Member of the Queensland Legislative Assembly for Rockhampton
- Incumbent
- Assumed office 26 October 2024
- Preceded by: Barry O'Rourke

Member of the Rockhampton Regional Council for Division 7
- In office 28 March 2020 – 16 March 2024
- Preceded by: Stephen Schwarten
- Succeeded by: Marika Taylor

Personal details
- Born: Forster, New South Wales, Australia
- Party: Liberal National

= Donna Kirkland =

Australian politician

Donna Marcia Kirkland is an Australian politician.

She was elected member of the Legislative Assembly of Queensland for Rockhampton in the 2024 Queensland state election.

==Political career==
===Local government===
Kirkland first attempted to enter politics at the 2016 Queensland local elections when she contested Rockhampton Regional Council's Division 7. However, she was narrowly beaten by incumbent Stephen Schwarten.

Recontesting the division at the 2020 Queensland local elections, Kirkland was successful in getting elected, defeating her only opponent Noeleen Horan.

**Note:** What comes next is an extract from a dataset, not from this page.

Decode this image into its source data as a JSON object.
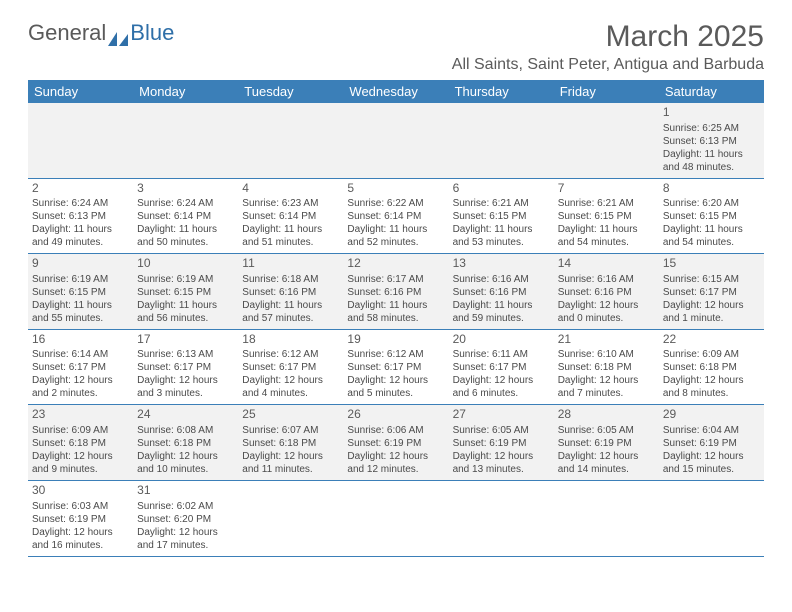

After the resignation of mayor Margaret Strelow in 2020, Kirkland was one of a record 17 candidates to contest the 2021 Rockhampton mayoral by-election. Attracting more than 9% of the primary vote, Kirkland polled in fifth position behind Tony Williams, Chris "Pineapple" Hooper, Russell Claus and Cherie Rutherford.

Amid the COVID-19 pandemic in November 2021, Kirkland declined to publicly declare whether or not she was vaccinated, stating: “As the opportunity to partake in Covid-19 vaccination, currently considered our best defence against Covid, is not mandatory and is completely on a voluntary basis, it is my understanding that everyone’s decision in this is, and any other medical procedure, retains the right to personal choice and privacy.”

===State government===
In October 2023, Queensland opposition leader David Crusafulli announced Kirkland as the LNP's candidate for the seat of Rockhampton at the 2024 Queensland state election.

At a press conference on 11 October 2024 during the election campaign, Kirkland was questioned about her stance on Queensland's abortion laws when it was revealed she had shared a pro-life Facebook post from the Australian Christians Party in 2019 and described abortion as "the greatest human rights abuse of our time." Questioned about potential changes to Queensland abortion laws if the LNP were elected as well as her own personal views, Kirkland repeatedly said "it's not a part of our plan" and "we have ruled it out" before Crusafulli stepped in to take questions.

In the 2024 election, Kirkland defeated Labor candidate Craig Marshall to win the seat of Rockhampton for the LNP. On 10 November, it was announced that Kirkland had been appointed as the Assistant Minister for Mental Health, Drug and Alcohol Treatment, Families and Seniors and Central Queensland in the new Crisafulli ministry.

==Personal life==
Kirkland is a mother of 6 and a grandmother of 17.